Why VegNonVeg chose Hyderabad for its biggest store yet
As the streetwear boutique opens its largest store in Hyderabad, founders Anand Ahuja, Emilia Bergmans and Abhineet Singh discuss expansion and the road to their tenth anniversary
There’s an easy camaraderie that Anand Ahuja, Abhineet Singh and Emilia Bergmans — founders of sneaker and streetwear boutique VegNonVeg — share, and it comes through during their interaction with Lounge, a day ahead of the launch of their fifth India store in Hyderabad.
“I met them before I met Sonam (Kapoor). I was there at their wedding and we’ve both had kids since then. So, you know, there’s a lot that has happened in the last 10 years since we started the brand," shares Ahuja.
Launched in 2016, VegNonVeg (VNV) has cemented itself as a pioneer of India’s streetwear culture, celebrating not just sneakers and street fashion but also music and art. On how the trio works so seamlessly, Ahuja talks about their clear division of responsibilities: “When it comes to creativity and thought leadership, it’s Abhineet and Emilia. When it comes to product and operations, I come in. We work in tandem, and I think this is what has us standing on the verge of the tenth year of VNV."
While May 2026 will mark a decade of the brand, 2025 has been eventful too. After opening their fourth store in Gurgaon earlier this year, they launched their biggest outlet yet in Hyderabad this month. The 4,200 sq. ft. space in Jubilee Hills — designed by AIM Architecture — is described as “a cultural clubhouse where fashion, self-expression and community come together." As evening set in, Ahuja, Singh and Bergmans sat down to discuss VNV, their foray into Hyderabad, and what the tenth anniversary might look like.
You have stores in Mumbai, Delhi and Bengaluru — cities with strong street culture movements. Hyderabad, in that sense, is less defined. Did people question your decision to expand here?
Anand Ahuja: At VNV, we’re always talking about the right pace of growth — including how many stores we really want. We’re careful not to enter a city just because the market is big. We step in only when we feel we have something to say or contribute. The city has to inspire us too. Coming to Hyderabad felt like stepping out of our comfort zone. People here shop and consume culture differently. The store became a way for us to learn from customers who are already buying from us — to show that we hear them and see them.
Abhineet Singh: Hyderabad is our fourth or fifth biggest market. So coming here was a no-brainer. There’s a young, upcoming market for urban culture. The city checks all the boxes for us.
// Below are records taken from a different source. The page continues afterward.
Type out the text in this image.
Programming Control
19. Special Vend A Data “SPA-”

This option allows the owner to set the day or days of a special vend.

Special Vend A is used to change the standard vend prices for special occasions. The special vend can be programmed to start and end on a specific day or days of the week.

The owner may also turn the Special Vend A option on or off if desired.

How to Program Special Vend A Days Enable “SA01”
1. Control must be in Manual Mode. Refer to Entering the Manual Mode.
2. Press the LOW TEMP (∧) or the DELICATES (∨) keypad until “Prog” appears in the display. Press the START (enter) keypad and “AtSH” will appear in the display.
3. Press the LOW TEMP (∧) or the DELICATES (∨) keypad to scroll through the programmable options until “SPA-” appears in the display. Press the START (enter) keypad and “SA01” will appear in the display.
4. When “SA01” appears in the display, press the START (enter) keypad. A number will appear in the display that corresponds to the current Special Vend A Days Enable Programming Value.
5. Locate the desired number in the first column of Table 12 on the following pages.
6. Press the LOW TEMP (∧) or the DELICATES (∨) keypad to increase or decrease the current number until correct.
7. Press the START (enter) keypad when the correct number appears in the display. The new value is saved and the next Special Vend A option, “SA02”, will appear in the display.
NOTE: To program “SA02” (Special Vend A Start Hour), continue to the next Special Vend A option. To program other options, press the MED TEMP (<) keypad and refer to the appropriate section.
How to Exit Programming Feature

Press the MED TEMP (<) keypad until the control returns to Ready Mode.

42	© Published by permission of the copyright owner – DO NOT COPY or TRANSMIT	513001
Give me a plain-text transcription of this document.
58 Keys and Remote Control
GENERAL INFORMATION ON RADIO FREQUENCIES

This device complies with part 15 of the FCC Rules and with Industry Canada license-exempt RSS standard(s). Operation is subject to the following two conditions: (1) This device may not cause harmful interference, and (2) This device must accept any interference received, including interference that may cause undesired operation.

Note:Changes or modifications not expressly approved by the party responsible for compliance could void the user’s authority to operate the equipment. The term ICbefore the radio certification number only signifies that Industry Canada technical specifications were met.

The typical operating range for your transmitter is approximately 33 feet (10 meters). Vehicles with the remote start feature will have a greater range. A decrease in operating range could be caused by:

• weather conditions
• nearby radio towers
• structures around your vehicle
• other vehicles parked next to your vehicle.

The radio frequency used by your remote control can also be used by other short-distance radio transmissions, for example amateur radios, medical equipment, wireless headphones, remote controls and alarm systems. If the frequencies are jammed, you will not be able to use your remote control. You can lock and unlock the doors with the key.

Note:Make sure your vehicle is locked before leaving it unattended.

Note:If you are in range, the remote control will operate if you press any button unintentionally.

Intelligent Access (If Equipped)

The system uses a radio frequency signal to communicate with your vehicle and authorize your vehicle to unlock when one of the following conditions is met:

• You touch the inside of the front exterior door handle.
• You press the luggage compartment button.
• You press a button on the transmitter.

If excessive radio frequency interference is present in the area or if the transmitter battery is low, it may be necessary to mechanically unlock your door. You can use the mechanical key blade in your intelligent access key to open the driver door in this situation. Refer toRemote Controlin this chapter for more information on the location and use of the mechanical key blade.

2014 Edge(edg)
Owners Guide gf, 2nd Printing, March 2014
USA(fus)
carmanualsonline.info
Did you study the Hyderabadi fashion consumer? Any insights so far?
Anand Ahuja: In cities like Amsterdam or London, you instantly know what a fashion consumer looks like. In India, it’s less defined — but that’s what makes it exciting. Entering a city helps us understand our customers better. One of our staffers mentioned a Jordan survey showing a strong subculture of Jordan collectors in Hyderabad. What’s fun about streetwear is these subsets of customers. We get to speak to them and learn what they’re looking for. Over time, we hope to build a story around what Hyderabad actually loves.
The store’s design is said to reflect Hyderabad’s culture. What influenced the final look?
Abhineet Singh: This store is the biggest not because we wanted it to be the biggest, it's just that Hyderabad doesn't have small spaces, right? The city forces us to be ambitious. It took us about two-and-a-half years to find a space that felt right for us. When we first saw this space, it was just a beautiful garden with an old dilapidated bungalow from the 70s. And it was actually the outside setting of that building that inspired the interiors – the outside had a nice terracotta veranda, which inspired the ground floor level of the store.
Emilia Bergmans: The store is designed like a stage. We wanted to bring the outside in and take the inside out. The staircase is this tall, open shaft visible from both levels, which makes the space dynamic. We’re hoping people in Hyderabad will embrace it, roll through, and hang out with us.
With the tenth-year milestone approaching, what can we expect — collaborations, design experiments, celebrations?
Emilia Bergmans: There’s good stuff in the pipeline. While I can’t reveal everything, we have two global collaborations and one Indian collaboration coming up. We’re planning a bunch of community initiatives too. And we’re putting together a book about our 10-year journey.
Anand Ahuja: This is arguably one of the hardest times to be in the sneaker space in India, with restrictions and policy changes. But juxtaposed with our journey, I feel that establishing a healthier business now depends on how we navigate these shifts. It’s a coming-of-age moment for VNV, in a different way. Overall, it has been a really interesting ride.
Abhineet Singh: We’re only ten years old, but globally, streetwear culture is 50 years old. We’re still carving our niche in India. There’s a long way to go — but we’ll keep working hard.